Si ese es el camino que eligió, lo correcto, lo transparente y lo respetuoso con los colombianos sería que renunciara a la Presidencia y se dedicara abiertamente a hacer política.

La razón es sencilla. Un presidente de la República no puede ser al mismo tiempo árbitro y jugador, no puede ser el responsable de garantizar unas elecciones transparentes y, simultáneamente, actuar como jefe de debate de uno de los candidatos. Cuando eso ocurre, los equilibrios democráticos se rompen y la confianza ciudadana comienza a deteriorarse.

Por eso, resultan tan preocupantes las actuaciones del mandatario en los últimos días.

No solo ha salido permanentemente en defensa del candidato del partido gobernista, sino que además ha utilizado sus plataformas institucionales y su investidura presidencial para atacar a quienes representan posiciones distintas a las de su proyecto político.

A esto se suma el discurso sobre un supuesto fraude electoral del que sigue sin presentar pruebas concretas.

Lo más grave es que esas acusaciones han sido contradichas por los hechos.

Los escrutinios avanzan y confirman los resultados del preconteo. Las autoridades electorales ratifican la transparencia del proceso. Los observadores nacionales e internacionales no han reportado irregularidades que permitan poner en duda la voluntad popular expresada en las urnas.

Incluso la Misión de Observación Electoral de la Unión Europea, que acompañó el proceso, ha transmitido confianza en el desarrollo de las elecciones.

Mientras tanto, las investigaciones por presunta participación en política contra el presidente siguen acumulándose.

Sin embargo, existe una sensación creciente de que los mecanismos institucionales encargados de controlar estos comportamientos tienen pocas posibilidades reales de actuar.

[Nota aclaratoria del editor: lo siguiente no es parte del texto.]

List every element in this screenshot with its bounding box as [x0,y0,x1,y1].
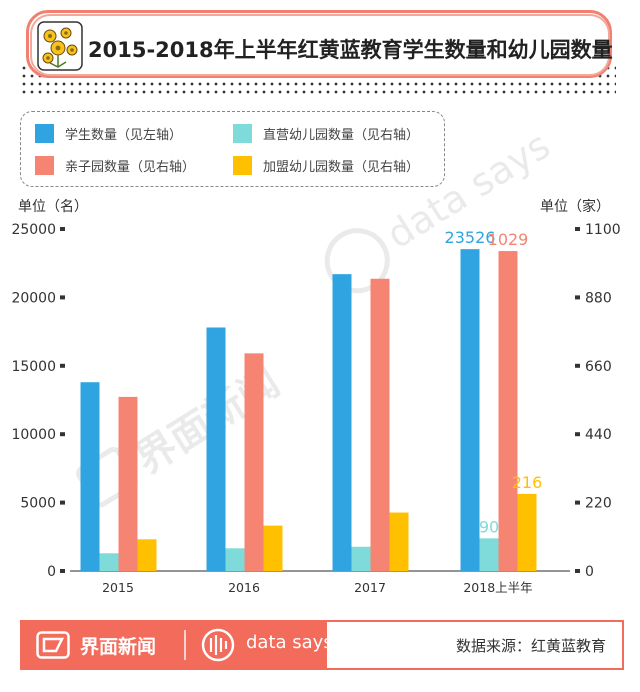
right-tick-mark [575,432,580,437]
right-tick-label: 0 [585,564,594,580]
right-tick-label: 220 [585,496,612,512]
bar-2-1 [351,546,371,571]
bar-3-1 [479,538,499,571]
footer-brand-name: 界面新闻 [80,636,157,658]
brand-logo-icon [36,631,70,659]
data-labels-group: 23526 90 1029 216 [445,228,543,536]
left-tick-label: 25000 [11,222,56,238]
left-tick-mark [60,227,65,231]
bar-1-1 [225,548,245,571]
bar-2-2 [370,278,390,571]
bar-0-2 [118,396,138,571]
legend: 学生数量（见左轴） 直营幼儿园数量（见右轴） 亲子园数量（见右轴） 加盟幼儿园数… [20,111,445,187]
flower-icon [37,21,83,71]
left-tick-label: 5000 [20,496,56,512]
bar-3-3 [517,493,537,571]
footer-brand-panel: 界面新闻 data says [22,622,333,668]
right-axis-unit: 单位（家） [540,199,610,215]
data-label: 216 [512,473,543,492]
bar-2-0 [332,274,352,571]
left-axis-unit: 单位（名） [18,199,88,215]
data-says-logo-icon [201,628,235,662]
x-tick-label: 2017 [354,580,386,595]
bars-group [80,249,537,572]
right-tick-label: 440 [585,427,612,443]
watermark-brand: 界面新闻 [128,359,288,483]
right-tick-mark [575,227,580,231]
right-tick-label: 1100 [585,222,621,238]
legend-label-parent-child-centers: 亲子园数量（见右轴） [65,160,196,175]
x-tick-label: 2018上半年 [463,580,532,595]
data-label: 1029 [488,230,529,249]
right-tick-mark [575,569,580,573]
page-title: 2015-2018年上半年红黄蓝教育学生数量和幼儿园数量 [88,38,613,62]
watermark-logo-icon [76,446,138,508]
left-tick-mark [60,500,65,505]
x-tick-label: 2015 [102,580,134,595]
data-label: 90 [479,517,499,536]
legend-swatch-students [35,124,54,143]
bar-3-2 [498,251,518,572]
right-tick-label: 880 [585,290,612,306]
watermark-circle-icon [324,228,390,294]
footer-data-says: data says [246,632,333,653]
legend-swatch-parent-child-centers [35,156,54,175]
bar-0-3 [137,539,157,571]
legend-label-students: 学生数量（见左轴） [65,128,183,143]
legend-swatch-direct-kindergartens [233,124,252,143]
left-tick-label: 20000 [11,290,56,306]
left-tick-label: 10000 [11,427,56,443]
legend-label-franchise-kindergartens: 加盟幼儿园数量（见右轴） [263,160,420,175]
footer: 界面新闻 data says 数据来源：红黄蓝教育 [20,620,624,670]
title-inner-frame [30,14,610,76]
legend-label-direct-kindergartens: 直营幼儿园数量（见右轴） [263,128,420,143]
data-label: 23526 [445,228,496,247]
left-tick-mark [60,363,65,368]
bar-0-0 [80,382,100,571]
right-tick-mark [575,295,580,300]
bar-3-0 [460,249,480,572]
left-tick-label: 0 [47,564,56,580]
left-tick-mark [60,569,65,573]
bar-1-3 [263,525,283,571]
bar-0-1 [99,553,119,571]
left-tick-mark [60,432,65,437]
left-tick-label: 15000 [11,359,56,375]
x-tick-label: 2016 [228,580,260,595]
axes-group: 0 5000 10000 15000 20000 25000 0 220 440 660 880 11… [11,222,620,595]
bar-2-3 [389,512,409,571]
bar-1-2 [244,353,264,571]
data-source: 数据来源：红黄蓝教育 [455,637,606,655]
right-tick-mark [575,363,580,368]
legend-swatch-franchise-kindergartens [233,156,252,175]
right-tick-mark [575,500,580,505]
bar-1-0 [206,327,226,571]
footer-divider [184,630,186,660]
right-tick-label: 660 [585,359,612,375]
left-tick-mark [60,295,65,300]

La Comisión de Acusaciones de la Cámara de Representantes, que constitucionalmente tiene la facultad de investigar al jefe de Estado, sigue siendo percibida como un escenario político más que como una instancia judicial efectiva.

Por eso preocupa que el presidente continúe escalando una confrontación que no le corresponde alimentar.

Su deber constitucional es ofrecer garantías a todos los candidatos, proteger la transparencia del proceso y transmitir tranquilidad a los ciudadanos.

No generar sospechas, no promover dudas infundadas y mucho menos actuar como si todavía estuviera en campaña.

En ese contexto cobra vigencia la propuesta planteada por el escritor Gustavo Álvarez Gardeazábal, quien sugirió que si Gustavo Petro pretende dedicarse de lleno a la campaña presidencial, debería apartarse del cargo y permitir que la vicepresidenta Francia Márquez asuma la conducción del Estado durante este periodo.

Los colombianos tienen derecho a una competencia electoral equilibrada. Tienen derecho a que el Gobierno Nacional no incline la balanza en favor de ningún candidato.

Tienen derecho a que el presidente sea presidente de todos y no jefe político de una sola campaña.